Marion Larat a été victime d'un AVC qu'elle attribue à la prise d'une pilule 3e génération. — AFP
  • La première Française à avoir porté plainte contre la pilule troisième génération va finalement voir sa plainte instruite.
  • Après un AVC qu’elle impute à la prise de la pilule Méliane, Marion Larat a porté plainte contre Bayer en novembre 2012.
  • La jeune femme aujourd'hui âgée de 33 ans doit être auditionnée d’ici la fin de l’année.

C’est une victoire pour Marion Larat, lourdement handicapée après un AVC qu’elle impute à la prise d’une pilule de troisième génération produite par Bayer. La jeune femme a porté plainte contre le laboratoire en novembre 2012. Une plainte qui fera l’objet d’une instruction au pénal après une décision de justice qui a infirmé un non-lieu prononcé en 2018, a annoncé ce lundi son avocat.

Parallèlement, au plan civil, Marion Larat, dont la justice avait reconnu la qualité de victime d'« un accident médical non fautif », s’est vu allouer par un jugement en septembre du tribunal judiciaire de Bordeaux, des indemnités de 4,5 millions d’euros par l’Office national d’indemnisation des accidents médicaux (Oniam).

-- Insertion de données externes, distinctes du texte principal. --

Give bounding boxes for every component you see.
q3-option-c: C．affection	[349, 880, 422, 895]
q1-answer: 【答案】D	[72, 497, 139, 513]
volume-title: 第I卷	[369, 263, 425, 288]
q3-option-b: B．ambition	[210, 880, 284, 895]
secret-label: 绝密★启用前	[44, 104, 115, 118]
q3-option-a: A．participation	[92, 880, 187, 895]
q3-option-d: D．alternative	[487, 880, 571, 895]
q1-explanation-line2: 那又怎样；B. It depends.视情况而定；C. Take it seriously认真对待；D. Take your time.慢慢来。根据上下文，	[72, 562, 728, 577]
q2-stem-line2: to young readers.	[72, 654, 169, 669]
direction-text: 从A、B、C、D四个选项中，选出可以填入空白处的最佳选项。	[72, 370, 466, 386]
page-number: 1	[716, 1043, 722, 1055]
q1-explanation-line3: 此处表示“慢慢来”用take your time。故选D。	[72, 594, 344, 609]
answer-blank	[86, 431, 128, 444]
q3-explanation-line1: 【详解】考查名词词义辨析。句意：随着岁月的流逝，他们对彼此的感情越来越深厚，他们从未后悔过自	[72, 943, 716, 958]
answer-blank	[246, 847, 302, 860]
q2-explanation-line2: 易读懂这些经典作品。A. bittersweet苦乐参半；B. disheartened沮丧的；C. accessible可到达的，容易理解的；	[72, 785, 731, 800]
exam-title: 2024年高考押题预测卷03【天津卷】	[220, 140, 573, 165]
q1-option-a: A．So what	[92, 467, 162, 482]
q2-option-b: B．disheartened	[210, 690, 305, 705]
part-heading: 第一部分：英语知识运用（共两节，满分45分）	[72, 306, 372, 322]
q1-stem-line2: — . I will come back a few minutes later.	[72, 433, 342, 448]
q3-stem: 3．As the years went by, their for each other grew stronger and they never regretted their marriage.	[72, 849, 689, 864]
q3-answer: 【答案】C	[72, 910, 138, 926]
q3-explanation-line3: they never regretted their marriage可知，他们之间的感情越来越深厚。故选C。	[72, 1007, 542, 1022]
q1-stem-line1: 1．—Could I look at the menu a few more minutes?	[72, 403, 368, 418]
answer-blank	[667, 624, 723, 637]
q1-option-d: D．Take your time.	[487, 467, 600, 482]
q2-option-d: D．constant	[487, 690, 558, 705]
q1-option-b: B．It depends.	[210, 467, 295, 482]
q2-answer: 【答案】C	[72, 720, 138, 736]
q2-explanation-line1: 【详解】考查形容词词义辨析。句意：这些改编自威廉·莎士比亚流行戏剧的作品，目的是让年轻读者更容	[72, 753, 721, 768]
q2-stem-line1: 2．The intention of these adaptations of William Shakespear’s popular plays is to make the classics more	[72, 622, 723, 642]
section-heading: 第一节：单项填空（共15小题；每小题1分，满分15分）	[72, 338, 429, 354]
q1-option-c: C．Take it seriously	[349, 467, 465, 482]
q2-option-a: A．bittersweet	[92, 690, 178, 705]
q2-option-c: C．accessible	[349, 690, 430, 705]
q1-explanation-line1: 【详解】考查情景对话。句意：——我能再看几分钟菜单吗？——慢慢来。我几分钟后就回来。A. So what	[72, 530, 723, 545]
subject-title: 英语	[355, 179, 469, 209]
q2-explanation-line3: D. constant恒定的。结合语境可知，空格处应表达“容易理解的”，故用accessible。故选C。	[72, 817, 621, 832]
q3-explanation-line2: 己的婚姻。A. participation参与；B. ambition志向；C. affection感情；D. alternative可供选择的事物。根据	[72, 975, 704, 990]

La victime auditionnée d’ici la fin de l’année

Avec ce revirement dans un dossier qui court depuis huit ans et concerne des milliers de femmes s’affirmant victimes chaque année de séquelles de contraceptifs hormonaux, la chambre d’instruction de la Cour d’appel de Paris a indiqué, dans un arrêt en juillet, qu'« il a été estimé à tort que le lien de causalité entre la prise de (la pilule Méliane) et l’AVC n’avait pas été établi de façon certaine », a-t-on indiqué de source proche du dossier.

Me Jean-Christophe Coubris, avocat de Marion Larat, a salué la désignation d’une juge d’instruction, qui devrait auditionner sa cliente « d’ici la fin de l’année ». Fin 2012, Marion Larat, une ex-étudiante bordelaise alors âgée de 25 ans, était devenue la première Française à porter plainte, pour « atteinte involontaire à l’intégrité de la personne », après un AVC en 2006 et un handicap à 65 %, qu’elle impute à une pilule de la troisième génération, Méliane, produite par le groupe allemand Bayer.

130 autres plaintes

A l’époque, l’affaire avait poussé les autorités sanitaires à anticiper le déremboursement des « mini-pilules » et ouvert la voie à quelque 130 autres plaintes, centralisées au pôle de santé publique du parquet de Paris. Mais en 2017, le parquet classait l’enquête concernant 29 marques de pilules contraceptives de troisième et quatrième générations. L’avocat de Marion avait alors déposé une plainte avec constitution de partie civile, entraînant désignation d’un juge d’instruction, mais une ordonnance de non-lieu avait été rendue en octobre 2018, d’où l’appel de Me Coubris.

Dans le sillage de l’affaire Marion Larat, le climat de défiance envers les pilules de troisième et quatrième générations a suscité des chutes spectaculaires de leurs ventes. Et le combat médiatisé de la jeune femme « pour les autres victimes », lui avait valu de recevoir un prix « Femme de l’année » (France2/RTL/Marie-Claire).